Predicting exact CTR values of ads is beyond the scope of the current work. As we explain in Sect. 3.2.4, here we focus on generating ads with higher CTR values than those of their human-authored ads, hence we use a simple ranking model for this task. However, our model is based on insights from the above-mentioned prior work.

2.6 The effect of emotion in advertising

A widely accepted framework proposes that affective (emotional) experiences can be characterized by two main axes: arousal and valence (Kensinger, 2004; Lang et al., 1995; Bradley et al., 1992; Conway et al., 1994; Hamann 2001). The dimension of valence ranges from highly positive to highly negative, whereas the dimension of arousal ranges from calming or soothing on one end of the spectrum to exciting or agitating on the other. Figure 1 shows an illustration of this, where different affective states are located in the space spanned by these axes (Bradley & Lang, 1999).

Fig. 1
figure 1

Different English words mapped on the arousal-valence space. (Words were placed according to Bradley & Lang, 1999)

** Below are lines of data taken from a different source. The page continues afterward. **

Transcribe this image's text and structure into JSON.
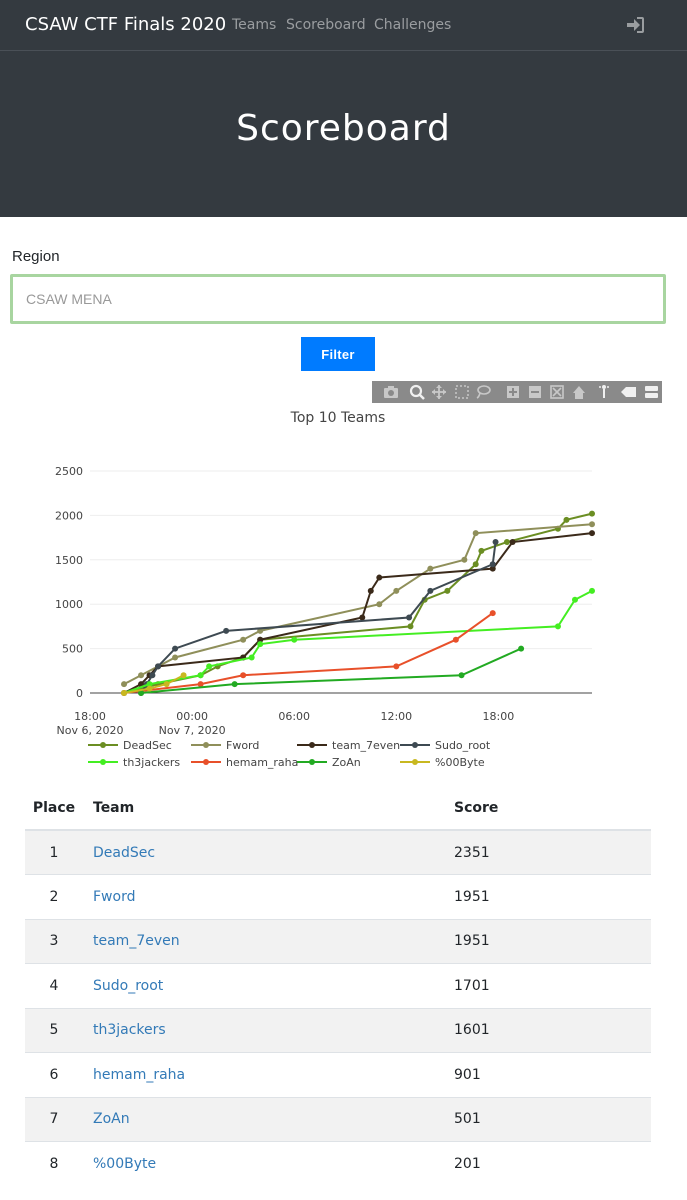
{
  "nav": {
    "brand": "CSAW CTF Finals 2020",
    "links": [
      "Teams",
      "Scoreboard",
      "Challenges"
    ]
  },
  "header": {
    "title": "Scoreboard"
  },
  "filter": {
    "label": "Region",
    "placeholder": "CSAW MENA",
    "button_label": "Filter"
  },
  "colors": {
    "nav_bg": "#343a40",
    "accent": "#007bff",
    "link": "#337ab7"
  },
  "chart_data": {
    "type": "line",
    "title": "Top 10 Teams",
    "xlabel": "",
    "ylabel": "",
    "ylim": [
      0,
      2500
    ],
    "yticks": [
      0,
      500,
      1000,
      1500,
      2000,
      2500
    ],
    "xlim": [
      "2020-11-06T18:00",
      "2020-11-07T23:30"
    ],
    "xticks": [
      {
        "at": "2020-11-06T18:00",
        "label": "18:00",
        "sub": "Nov 6, 2020"
      },
      {
        "at": "2020-11-07T00:00",
        "label": "00:00",
        "sub": "Nov 7, 2020"
      },
      {
        "at": "2020-11-07T06:00",
        "label": "06:00",
        "sub": ""
      },
      {
        "at": "2020-11-07T12:00",
        "label": "12:00",
        "sub": ""
      },
      {
        "at": "2020-11-07T18:00",
        "label": "18:00",
        "sub": ""
      }
    ],
    "legend_position": "bottom",
    "series": [
      {
        "name": "DeadSec",
        "color": "#6b8e23",
        "points": [
          [
            "2020-11-06T20:00",
            0
          ],
          [
            "2020-11-06T21:00",
            50
          ],
          [
            "2020-11-06T22:00",
            100
          ],
          [
            "2020-11-07T00:30",
            200
          ],
          [
            "2020-11-07T01:30",
            300
          ],
          [
            "2020-11-07T03:00",
            400
          ],
          [
            "2020-11-07T04:00",
            600
          ],
          [
            "2020-11-07T12:50",
            750
          ],
          [
            "2020-11-07T13:40",
            1050
          ],
          [
            "2020-11-07T15:00",
            1150
          ],
          [
            "2020-11-07T16:40",
            1450
          ],
          [
            "2020-11-07T17:00",
            1600
          ],
          [
            "2020-11-07T18:30",
            1700
          ],
          [
            "2020-11-07T21:30",
            1850
          ],
          [
            "2020-11-07T22:00",
            1950
          ],
          [
            "2020-11-07T23:30",
            2020
          ]
        ]
      },
      {
        "name": "Fword",
        "color": "#8f8f5a",
        "points": [
          [
            "2020-11-06T20:00",
            100
          ],
          [
            "2020-11-06T21:00",
            200
          ],
          [
            "2020-11-06T23:00",
            400
          ],
          [
            "2020-11-07T03:00",
            600
          ],
          [
            "2020-11-07T04:00",
            700
          ],
          [
            "2020-11-07T11:00",
            1000
          ],
          [
            "2020-11-07T12:00",
            1150
          ],
          [
            "2020-11-07T14:00",
            1400
          ],
          [
            "2020-11-07T16:00",
            1500
          ],
          [
            "2020-11-07T16:40",
            1800
          ],
          [
            "2020-11-07T23:30",
            1900
          ]
        ]
      },
      {
        "name": "team_7even",
        "color": "#3b2a1a",
        "points": [
          [
            "2020-11-06T20:00",
            0
          ],
          [
            "2020-11-06T21:00",
            100
          ],
          [
            "2020-11-06T21:30",
            200
          ],
          [
            "2020-11-06T22:00",
            300
          ],
          [
            "2020-11-07T03:00",
            400
          ],
          [
            "2020-11-07T04:00",
            600
          ],
          [
            "2020-11-07T10:00",
            850
          ],
          [
            "2020-11-07T10:30",
            1150
          ],
          [
            "2020-11-07T11:00",
            1300
          ],
          [
            "2020-11-07T17:40",
            1400
          ],
          [
            "2020-11-07T18:50",
            1700
          ],
          [
            "2020-11-07T23:30",
            1800
          ]
        ]
      },
      {
        "name": "Sudo_root",
        "color": "#3e4a52",
        "points": [
          [
            "2020-11-06T21:00",
            0
          ],
          [
            "2020-11-06T21:20",
            100
          ],
          [
            "2020-11-06T21:40",
            200
          ],
          [
            "2020-11-06T22:00",
            300
          ],
          [
            "2020-11-06T23:00",
            500
          ],
          [
            "2020-11-07T02:00",
            700
          ],
          [
            "2020-11-07T12:45",
            850
          ],
          [
            "2020-11-07T14:00",
            1150
          ],
          [
            "2020-11-07T17:40",
            1450
          ],
          [
            "2020-11-07T17:50",
            1700
          ]
        ]
      },
      {
        "name": "th3jackers",
        "color": "#44ee22",
        "points": [
          [
            "2020-11-06T20:00",
            0
          ],
          [
            "2020-11-06T21:30",
            100
          ],
          [
            "2020-11-07T00:30",
            200
          ],
          [
            "2020-11-07T01:00",
            300
          ],
          [
            "2020-11-07T03:30",
            400
          ],
          [
            "2020-11-07T04:00",
            550
          ],
          [
            "2020-11-07T06:00",
            600
          ],
          [
            "2020-11-07T21:30",
            750
          ],
          [
            "2020-11-07T22:30",
            1050
          ],
          [
            "2020-11-07T23:30",
            1150
          ]
        ]
      },
      {
        "name": "hemam_raha",
        "color": "#e8502a",
        "points": [
          [
            "2020-11-06T20:00",
            0
          ],
          [
            "2020-11-07T00:30",
            100
          ],
          [
            "2020-11-07T03:00",
            200
          ],
          [
            "2020-11-07T12:00",
            300
          ],
          [
            "2020-11-07T15:30",
            600
          ],
          [
            "2020-11-07T17:40",
            900
          ]
        ]
      },
      {
        "name": "ZoAn",
        "color": "#22aa22",
        "points": [
          [
            "2020-11-06T21:00",
            0
          ],
          [
            "2020-11-07T02:30",
            100
          ],
          [
            "2020-11-07T15:50",
            200
          ],
          [
            "2020-11-07T19:20",
            500
          ]
        ]
      },
      {
        "name": "%00Byte",
        "color": "#c8b820",
        "points": [
          [
            "2020-11-06T20:00",
            0
          ],
          [
            "2020-11-06T21:30",
            50
          ],
          [
            "2020-11-06T22:30",
            100
          ],
          [
            "2020-11-06T23:30",
            200
          ]
        ]
      }
    ]
  },
  "table": {
    "headers": {
      "place": "Place",
      "team": "Team",
      "score": "Score"
    },
    "rows": [
      {
        "place": "1",
        "team": "DeadSec",
        "score": "2351"
      },
      {
        "place": "2",
        "team": "Fword",
        "score": "1951"
      },
      {
        "place": "3",
        "team": "team_7even",
        "score": "1951"
      },
      {
        "place": "4",
        "team": "Sudo_root",
        "score": "1701"
      },
      {
        "place": "5",
        "team": "th3jackers",
        "score": "1601"
      },
      {
        "place": "6",
        "team": "hemam_raha",
        "score": "901"
      },
      {
        "place": "7",
        "team": "ZoAn",
        "score": "501"
      },
      {
        "place": "8",
        "team": "%00Byte",
        "score": "201"
      }
    ]
  }
}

Advertising professionals aim to increase advertising effectiveness by creating ads which capture consumers’ attention. It has been shown that the inclusion of high arousal and valence sequences in ads increases user attention and interest (Belanche et al., 2014; Lang et al., 1995; Lee et al., 2012).

Arousal is related to body activation level in reaction to external stimuli (Gould & Krane, 1992) and has been associated with simple processes such as awareness and attention and also more complex tasks such as information retention (Holbrook & Hirschman, 1982). Previous work suggests that arousal modulates ad effectiveness and memory decoding (Jeong and Biocca 2012). However, highly arousing contexts can distract individuals from ad processing, making recall more difficult and thus reducing the ability to encode ad content (Shapiro & MacInnis, 2002).

In comparison to the considerable number of studies investigating the effect of arousal on memory and attention, relatively few studies have examined the effect of valence. The few studies which have examined its effect suggest that valence is sufficient to increase memory performance. Namely, non-arousing ads with very positive or very negative valence are better remembered than neutral ones (Kensinger, 2004; Kensinger & Corkin, 2003).

Ads which refer to the desires of users, especially in the form of special textual content, can affect CTRs in sponsored search (Wang et al., 2013). These desires can be mined from ads themselves using thought-based effects and feeling-based effects. Thought-based effects are primarily related to win/loss analysis (e.g., trade-off between price and quality), while feeling-based effects are more subjective and include, for example, brand loyalty and luxury seeking.

Numerous past work studied the problem of how to attract users’ attention. For example, the authors of Yang et al. (2019) used a neural network–based method to identify the persuasive strategy employed in texts. As another example, the authors of Pryzant et al. (2018) investigated the relationship between the way a search advertisement is written and internet user behavior, as measured by CTR. Their goal was to identify words or phrases to which a search ad’s success (or failure) can be attributed. In contrast, our goal is to generate ads that are expected to maximize CTR automatically. Similar to findings of Wang et al. (2013) (which are also supported by our experiments), they found that phrases containing authoritative framing (such as “official site”) or conveying a petty advantage (e.g., “free shipping”) attract user attention.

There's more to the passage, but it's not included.